Etre en retard, c’est faire l’école buissonnière, prendre des chemins de traverse, ne pas aller droit au but, ne pas aller au but même, mais jouir de ce laps de temps pour recommencer à vivre et à redonner vie à quelqu’un qui se sentait mourir.
C’est que, en effet, il faut un « laps » de temps pour qu’apparaisse la vérité d’une vie. Le retard est ce « laps » du temps, ce moment où le temps se remet à « glisser » (…) au lieu d’aller d’échéance à échéance, en un fracassement temporel qui fait vivre le sujet dans une insomnie permanente.
Même quand il nous dérange, qu’il nous tombe dessus sans prévenir, bousculant nos plans et nos « emplois du temps », le retard est le temps de la surprise. L’avion est en retard, la correspondance de vols est ratée, la valise est perdue (…). Le retard nous fait sortir de nous-même et de l’illusion, entretenue par la technologie, de l’autosuffisance. Il nous oblige à parler, à demander, à accepter de l’aide. Il nous donne la chance de rencontrer l’hospitalité de l’autre (…).

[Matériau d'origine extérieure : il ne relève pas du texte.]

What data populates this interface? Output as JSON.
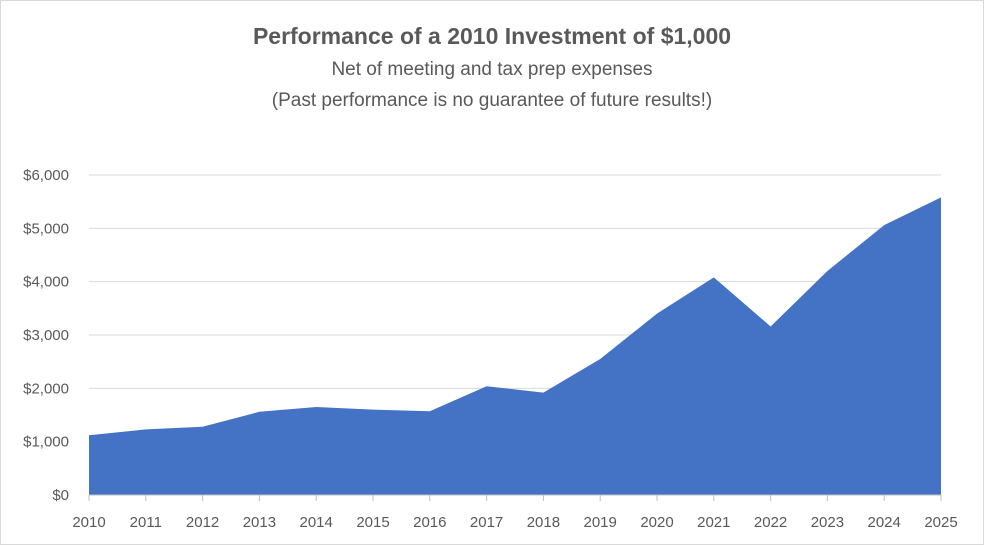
{
  "chart_data": {
    "type": "area",
    "title": "Performance of a 2010 Investment of $1,000",
    "subtitle": "Net of meeting and tax prep expenses",
    "note": "(Past performance is no guarantee of future results!)",
    "xlabel": "",
    "ylabel": "",
    "x": [
      "2010",
      "2011",
      "2012",
      "2013",
      "2014",
      "2015",
      "2016",
      "2017",
      "2018",
      "2019",
      "2020",
      "2021",
      "2022",
      "2023",
      "2024",
      "2025"
    ],
    "series": [
      {
        "values": [
          1120,
          1230,
          1280,
          1560,
          1650,
          1600,
          1570,
          2040,
          1920,
          2550,
          3400,
          4080,
          3160,
          4200,
          5060,
          5580
        ]
      }
    ],
    "ylim": [
      0,
      6000
    ],
    "y_ticks": [
      0,
      1000,
      2000,
      3000,
      4000,
      5000,
      6000
    ],
    "y_tick_labels": [
      "$0",
      "$1,000",
      "$2,000",
      "$3,000",
      "$4,000",
      "$5,000",
      "$6,000"
    ],
    "grid": true,
    "legend": "none",
    "fill_color": "#4472c4",
    "grid_color": "#d9d9d9",
    "axis_color": "#bfbfbf",
    "text_color": "#595959"
  }
}
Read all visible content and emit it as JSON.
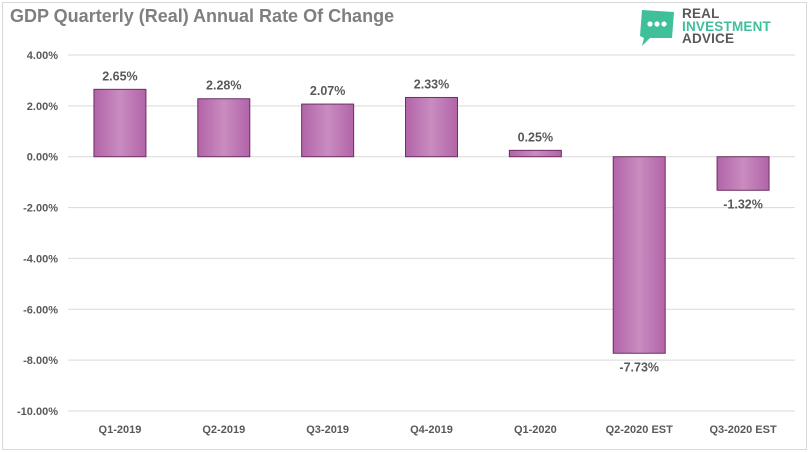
{
  "chart_data": {
    "type": "bar",
    "title": "GDP Quarterly (Real) Annual Rate Of Change",
    "categories": [
      "Q1-2019",
      "Q2-2019",
      "Q3-2019",
      "Q4-2019",
      "Q1-2020",
      "Q2-2020 EST",
      "Q3-2020 EST"
    ],
    "values": [
      2.65,
      2.28,
      2.07,
      2.33,
      0.25,
      -7.73,
      -1.32
    ],
    "data_labels": [
      "2.65%",
      "2.28%",
      "2.07%",
      "2.33%",
      "0.25%",
      "-7.73%",
      "-1.32%"
    ],
    "ylim": [
      -10,
      4
    ],
    "yticks": [
      4,
      2,
      0,
      -2,
      -4,
      -6,
      -8,
      -10
    ],
    "ytick_labels": [
      "4.00%",
      "2.00%",
      "0.00%",
      "-2.00%",
      "-4.00%",
      "-6.00%",
      "-8.00%",
      "-10.00%"
    ],
    "xlabel": "",
    "ylabel": "",
    "grid": true,
    "legend": "none",
    "colors": {
      "bar_fill": "#b264a8",
      "bar_highlight": "#c98cc0",
      "bar_edge": "#6d2f63",
      "grid": "#d9d9d9",
      "text": "#595959",
      "title": "#7f7f7f",
      "logo_green": "#3fbf9a"
    }
  },
  "logo": {
    "line1": "REAL",
    "line2": "INVESTMENT",
    "line3": "ADVICE",
    "icon": "chat-bubble-icon"
  }
}
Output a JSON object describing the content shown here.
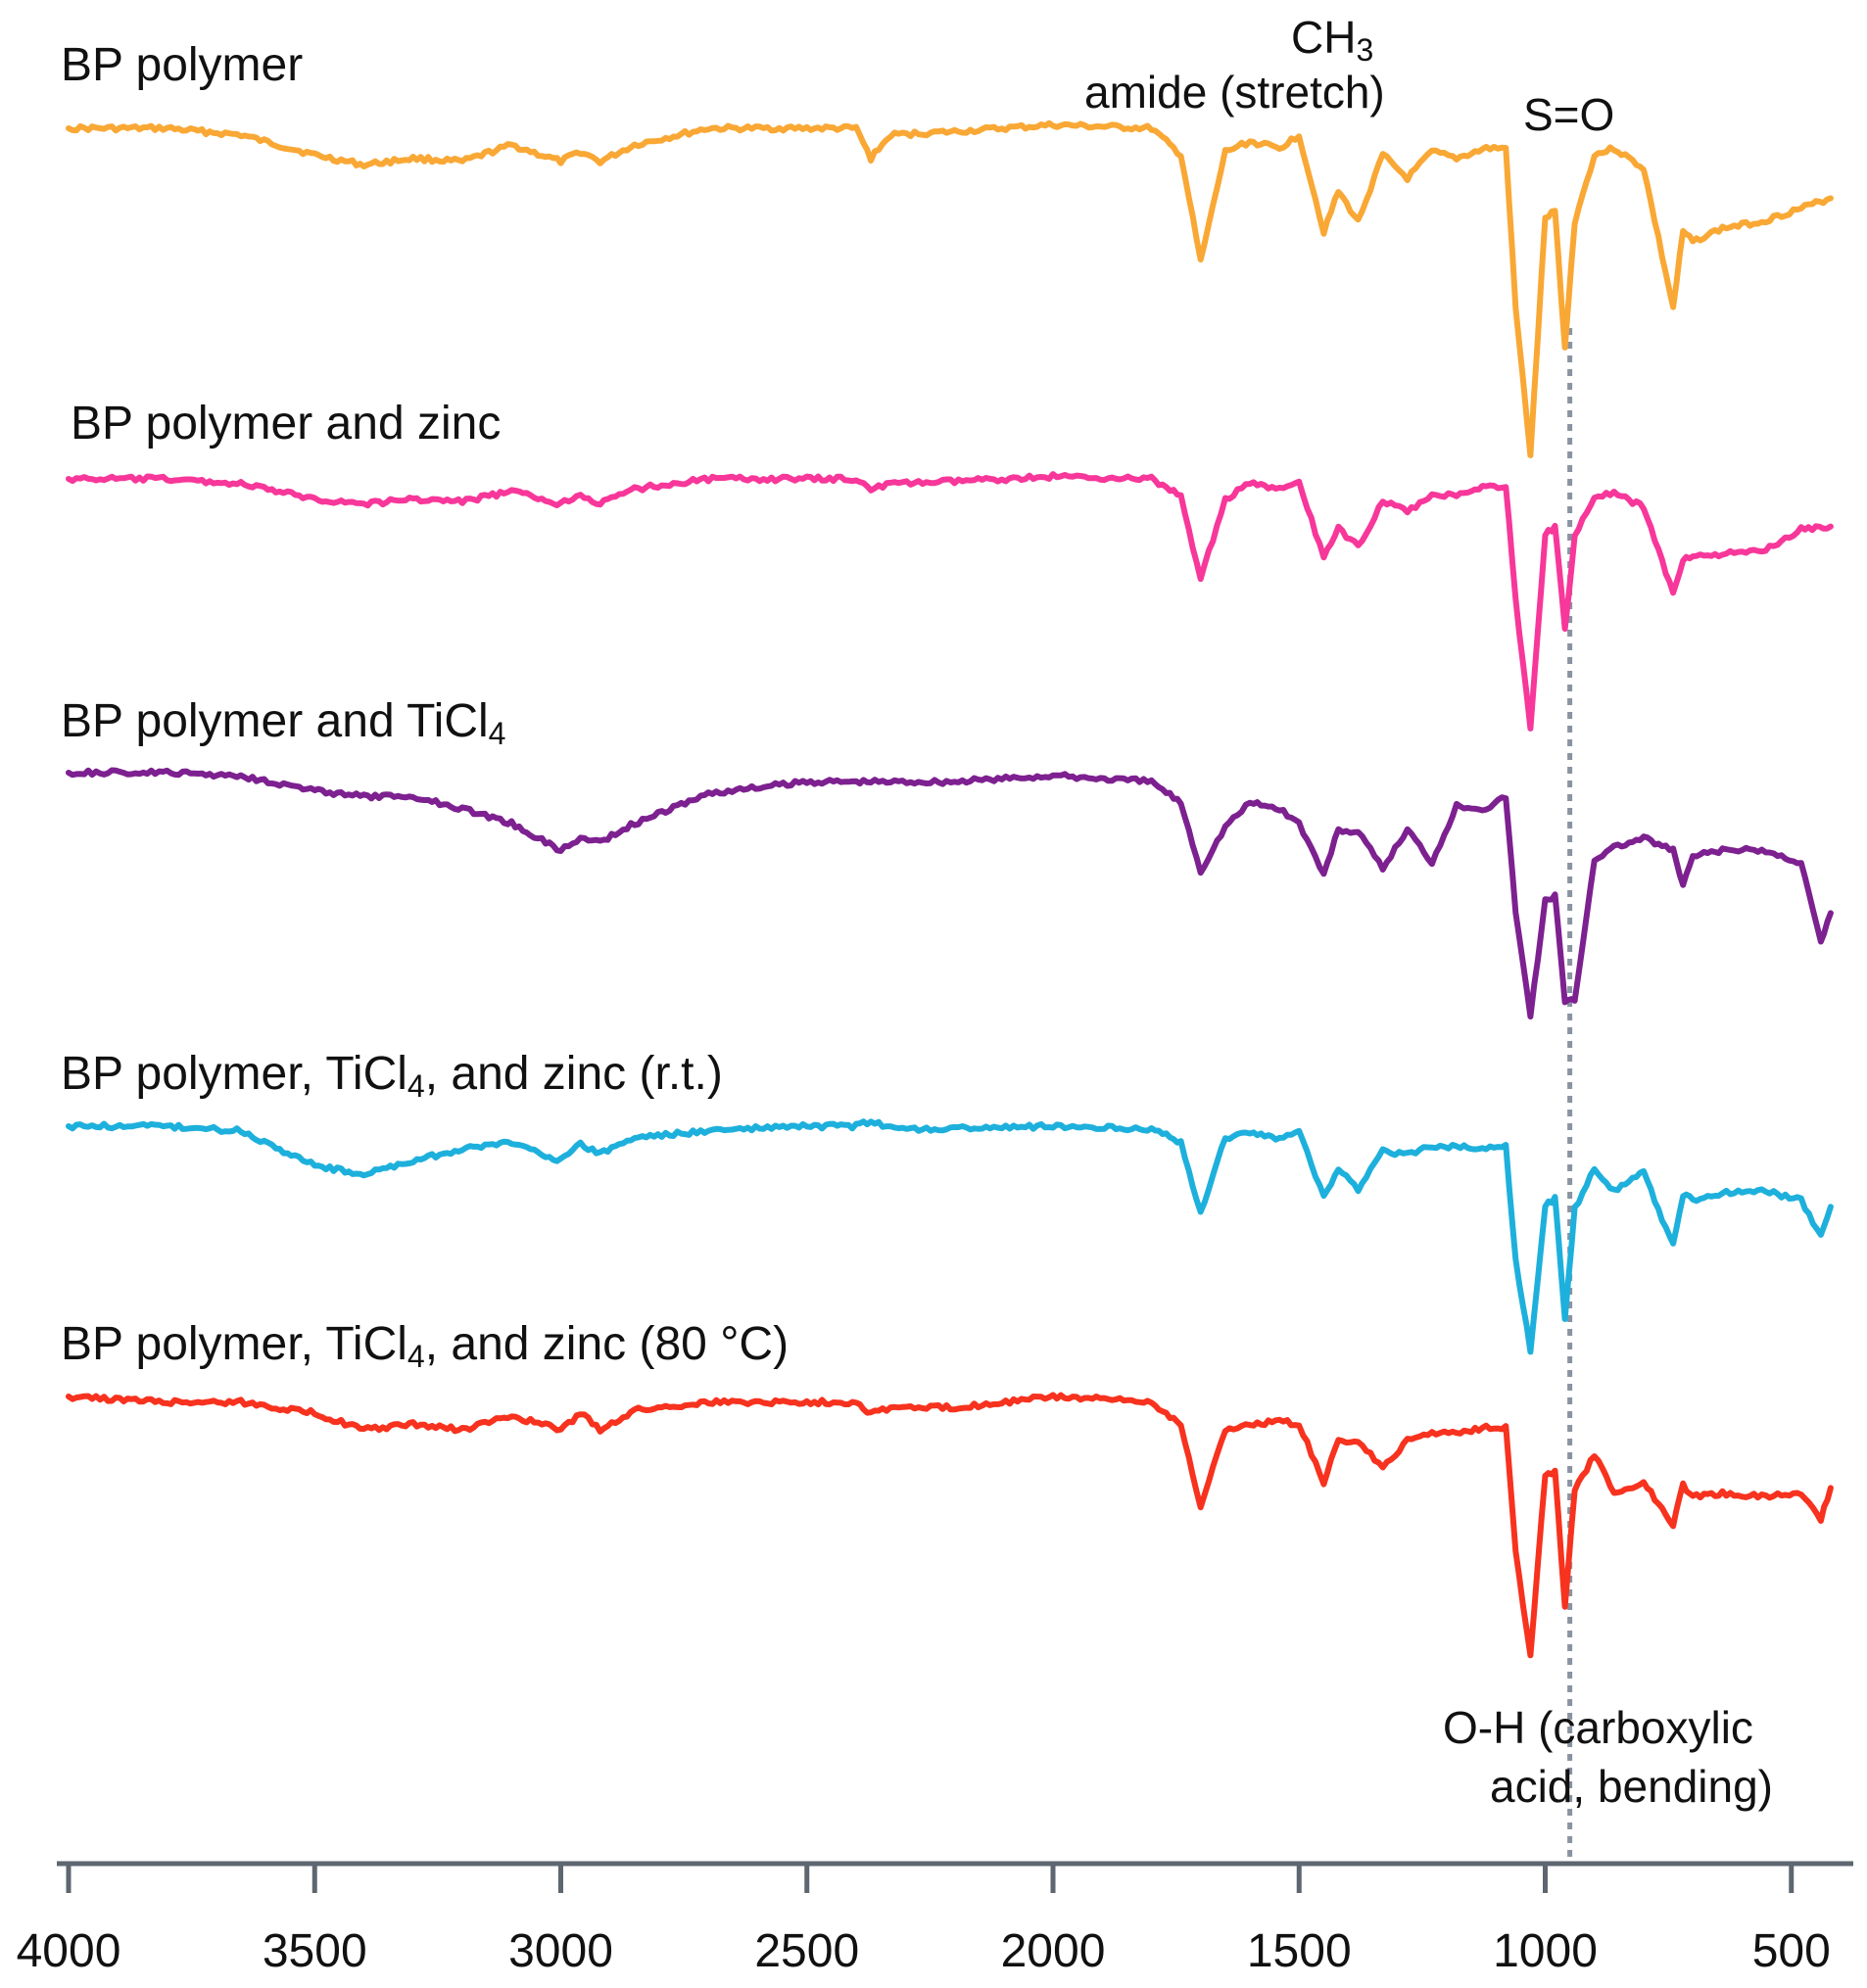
{
  "chart_data": {
    "type": "line",
    "title": "",
    "xlabel": "",
    "ylabel": "",
    "x_reversed": true,
    "xlim": [
      4000,
      420
    ],
    "x_ticks": [
      4000,
      3500,
      3000,
      2500,
      2000,
      1500,
      1000,
      500
    ],
    "x_tick_labels": [
      "4000",
      "3500",
      "3000",
      "2500",
      "2000",
      "1500",
      "1000",
      "500"
    ],
    "y_units": "relative transmittance (stacked, 0 = baseline, 1 = deepest band)",
    "grid": false,
    "legend": "none (series labelled inline above each trace)",
    "series": [
      {
        "name": "BP polymer",
        "label_main": "BP polymer",
        "label_sub": "",
        "label_tail": "",
        "color": "#F9A835",
        "x": [
          4000,
          3800,
          3650,
          3500,
          3400,
          3300,
          3200,
          3100,
          3000,
          2960,
          2920,
          2850,
          2700,
          2500,
          2400,
          2370,
          2330,
          2200,
          2000,
          1800,
          1740,
          1700,
          1650,
          1600,
          1540,
          1500,
          1450,
          1420,
          1380,
          1330,
          1280,
          1230,
          1180,
          1120,
          1080,
          1060,
          1030,
          1000,
          980,
          960,
          940,
          900,
          860,
          800,
          740,
          720,
          700,
          640,
          560,
          480,
          420
        ],
        "y": [
          0.0,
          0.0,
          0.02,
          0.08,
          0.11,
          0.09,
          0.1,
          0.05,
          0.1,
          0.07,
          0.1,
          0.05,
          0.0,
          0.0,
          0.0,
          0.09,
          0.02,
          0.01,
          -0.01,
          0.0,
          0.08,
          0.4,
          0.07,
          0.04,
          0.06,
          0.02,
          0.31,
          0.19,
          0.28,
          0.08,
          0.15,
          0.07,
          0.09,
          0.06,
          0.06,
          0.54,
          0.98,
          0.27,
          0.25,
          0.66,
          0.28,
          0.08,
          0.06,
          0.12,
          0.54,
          0.31,
          0.34,
          0.3,
          0.28,
          0.24,
          0.21
        ]
      },
      {
        "name": "BP polymer and zinc",
        "label_main": "BP polymer and zinc",
        "label_sub": "",
        "label_tail": "",
        "color": "#F7379A",
        "x": [
          4000,
          3800,
          3650,
          3500,
          3400,
          3300,
          3200,
          3100,
          3000,
          2960,
          2920,
          2850,
          2700,
          2500,
          2400,
          2370,
          2330,
          2200,
          2000,
          1800,
          1740,
          1700,
          1650,
          1600,
          1540,
          1500,
          1450,
          1420,
          1380,
          1330,
          1280,
          1230,
          1180,
          1120,
          1080,
          1060,
          1030,
          1000,
          980,
          960,
          940,
          900,
          860,
          800,
          740,
          720,
          700,
          640,
          560,
          480,
          420
        ],
        "y": [
          0.0,
          0.0,
          0.02,
          0.08,
          0.1,
          0.08,
          0.09,
          0.05,
          0.1,
          0.06,
          0.1,
          0.04,
          0.0,
          0.0,
          0.0,
          0.04,
          0.02,
          0.01,
          -0.01,
          0.0,
          0.07,
          0.4,
          0.08,
          0.02,
          0.04,
          0.02,
          0.31,
          0.2,
          0.27,
          0.09,
          0.13,
          0.07,
          0.06,
          0.03,
          0.03,
          0.48,
          1.0,
          0.22,
          0.19,
          0.6,
          0.23,
          0.07,
          0.06,
          0.11,
          0.46,
          0.32,
          0.31,
          0.3,
          0.29,
          0.2,
          0.19
        ]
      },
      {
        "name": "BP polymer and TiCl4",
        "label_main": "BP polymer and TiCl",
        "label_sub": "4",
        "label_tail": "",
        "color": "#7D2090",
        "x": [
          4000,
          3800,
          3650,
          3500,
          3400,
          3300,
          3200,
          3100,
          3000,
          2960,
          2920,
          2850,
          2700,
          2500,
          2400,
          2370,
          2330,
          2200,
          2000,
          1800,
          1740,
          1700,
          1650,
          1600,
          1540,
          1500,
          1450,
          1420,
          1380,
          1330,
          1280,
          1230,
          1180,
          1120,
          1080,
          1060,
          1030,
          1000,
          980,
          960,
          940,
          900,
          860,
          800,
          740,
          720,
          700,
          640,
          560,
          480,
          440,
          420
        ],
        "y": [
          0.0,
          0.0,
          0.01,
          0.06,
          0.08,
          0.08,
          0.12,
          0.17,
          0.26,
          0.22,
          0.23,
          0.17,
          0.07,
          0.03,
          0.03,
          0.03,
          0.03,
          0.03,
          0.01,
          0.03,
          0.1,
          0.33,
          0.18,
          0.1,
          0.12,
          0.17,
          0.34,
          0.19,
          0.2,
          0.32,
          0.19,
          0.3,
          0.11,
          0.12,
          0.08,
          0.47,
          0.81,
          0.43,
          0.41,
          0.77,
          0.76,
          0.29,
          0.25,
          0.22,
          0.26,
          0.38,
          0.28,
          0.26,
          0.26,
          0.3,
          0.57,
          0.47
        ]
      },
      {
        "name": "BP polymer, TiCl4, and zinc (r.t.)",
        "label_main": "BP polymer, TiCl",
        "label_sub": "4",
        "label_tail": ", and zinc (r.t.)",
        "color": "#1EB0DC",
        "x": [
          4000,
          3800,
          3650,
          3500,
          3400,
          3300,
          3200,
          3100,
          3000,
          2960,
          2920,
          2850,
          2700,
          2500,
          2400,
          2370,
          2330,
          2200,
          2000,
          1800,
          1740,
          1700,
          1650,
          1600,
          1540,
          1500,
          1450,
          1420,
          1380,
          1330,
          1280,
          1230,
          1180,
          1120,
          1080,
          1060,
          1030,
          1000,
          980,
          960,
          940,
          900,
          860,
          800,
          740,
          720,
          700,
          640,
          560,
          480,
          440,
          420
        ],
        "y": [
          0.0,
          0.0,
          0.02,
          0.17,
          0.21,
          0.15,
          0.1,
          0.07,
          0.15,
          0.08,
          0.12,
          0.05,
          0.02,
          0.0,
          0.0,
          -0.02,
          0.01,
          0.01,
          0.0,
          0.01,
          0.07,
          0.38,
          0.05,
          0.03,
          0.05,
          0.02,
          0.31,
          0.18,
          0.28,
          0.11,
          0.12,
          0.09,
          0.09,
          0.09,
          0.09,
          0.58,
          0.98,
          0.35,
          0.31,
          0.84,
          0.36,
          0.18,
          0.28,
          0.2,
          0.52,
          0.3,
          0.32,
          0.29,
          0.28,
          0.32,
          0.48,
          0.35
        ]
      },
      {
        "name": "BP polymer, TiCl4, and zinc (80 °C)",
        "label_main": "BP polymer, TiCl",
        "label_sub": "4",
        "label_tail": ", and zinc (80 °C)",
        "color": "#F7321E",
        "x": [
          4000,
          3800,
          3650,
          3500,
          3400,
          3300,
          3200,
          3100,
          3000,
          2960,
          2920,
          2850,
          2700,
          2500,
          2400,
          2370,
          2330,
          2200,
          2000,
          1800,
          1740,
          1700,
          1650,
          1600,
          1540,
          1500,
          1450,
          1420,
          1380,
          1330,
          1280,
          1230,
          1180,
          1120,
          1080,
          1060,
          1030,
          1000,
          980,
          960,
          940,
          900,
          860,
          800,
          740,
          720,
          700,
          640,
          560,
          480,
          440,
          420
        ],
        "y": [
          0.0,
          0.02,
          0.02,
          0.06,
          0.12,
          0.1,
          0.12,
          0.07,
          0.12,
          0.06,
          0.12,
          0.05,
          0.02,
          0.02,
          0.02,
          0.06,
          0.04,
          0.04,
          0.0,
          0.02,
          0.1,
          0.4,
          0.12,
          0.1,
          0.09,
          0.1,
          0.31,
          0.16,
          0.16,
          0.26,
          0.16,
          0.13,
          0.13,
          0.11,
          0.11,
          0.56,
          0.94,
          0.28,
          0.27,
          0.76,
          0.34,
          0.21,
          0.35,
          0.31,
          0.46,
          0.32,
          0.36,
          0.35,
          0.36,
          0.35,
          0.44,
          0.33
        ]
      }
    ],
    "annotations": [
      {
        "id": "ch3",
        "text_main": "CH",
        "text_sub": "3"
      },
      {
        "id": "amide",
        "text": "amide (stretch)"
      },
      {
        "id": "so",
        "text": "S=O"
      },
      {
        "id": "oh",
        "lines": [
          "O-H (carboxylic",
          "acid, bending)"
        ]
      }
    ],
    "reference_line": {
      "x": 950,
      "style": "dotted",
      "color": "#8A93A1"
    }
  }
}
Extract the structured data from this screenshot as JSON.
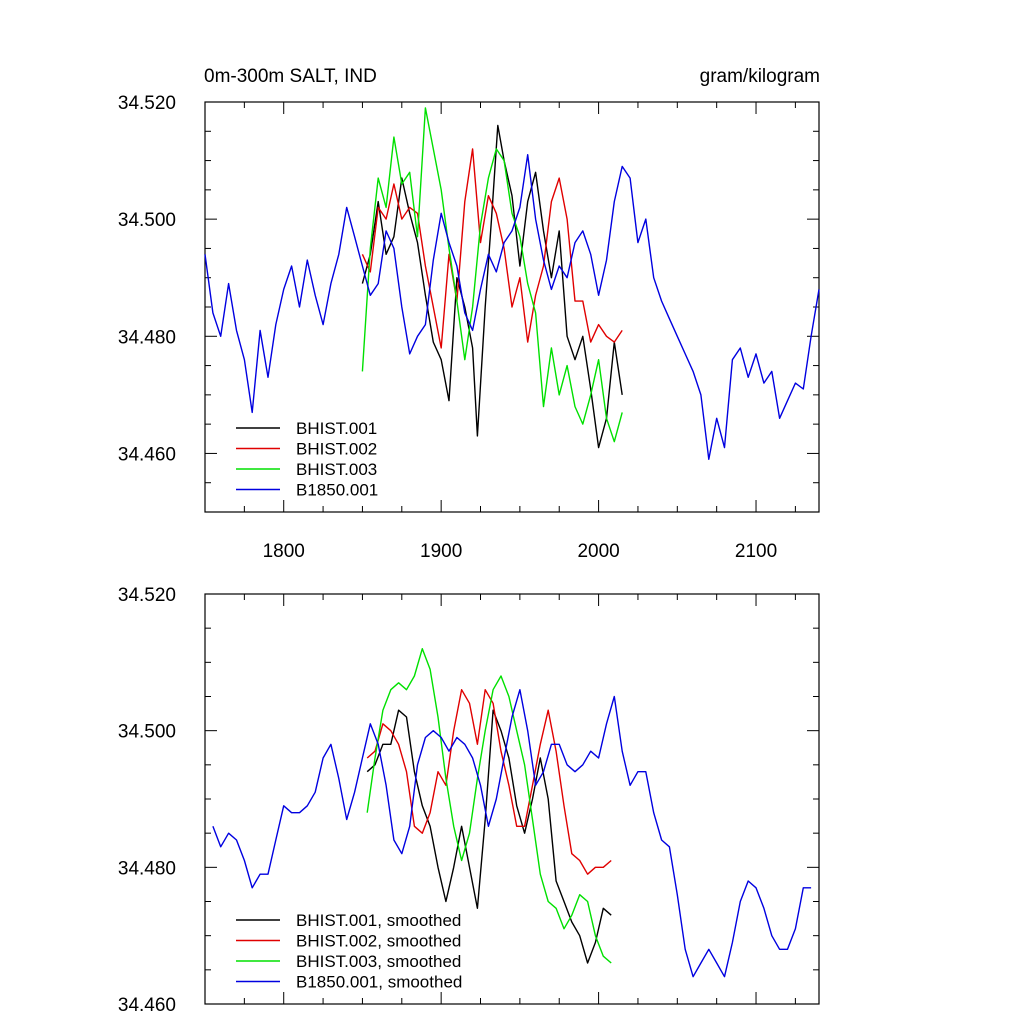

Le retard peut devenir stratégie de résistance. Il est une autre façon de dire « je n’ai pas le temps » que le cri de détresse de celui qui est sous pression. Dire « je n’ai pas le temps » c’est rappeler à la politesse, c’est dire « non » à un abus de pouvoir.
(…)
S’autoriser un retard ne va jamais de soi. Le vrai retard requiert un risque personnel, un courage qu’on puise quand on décide d’échapper à la soumission. C’est en se mettant en retard qu’on peut cesser de se remettre soi-même à plus tard. C’est dans le retard qu’au moment où tout devient éphémère, on peut recommencer à sentir la durée.
L’expérience du retard, même si elle est vécue dans le stress, nous oblige à prendre en compte la résistance du temps. Dans le retard qu’il nous impose, le temps témoigne qu’il n’a pas dit son dernier mot.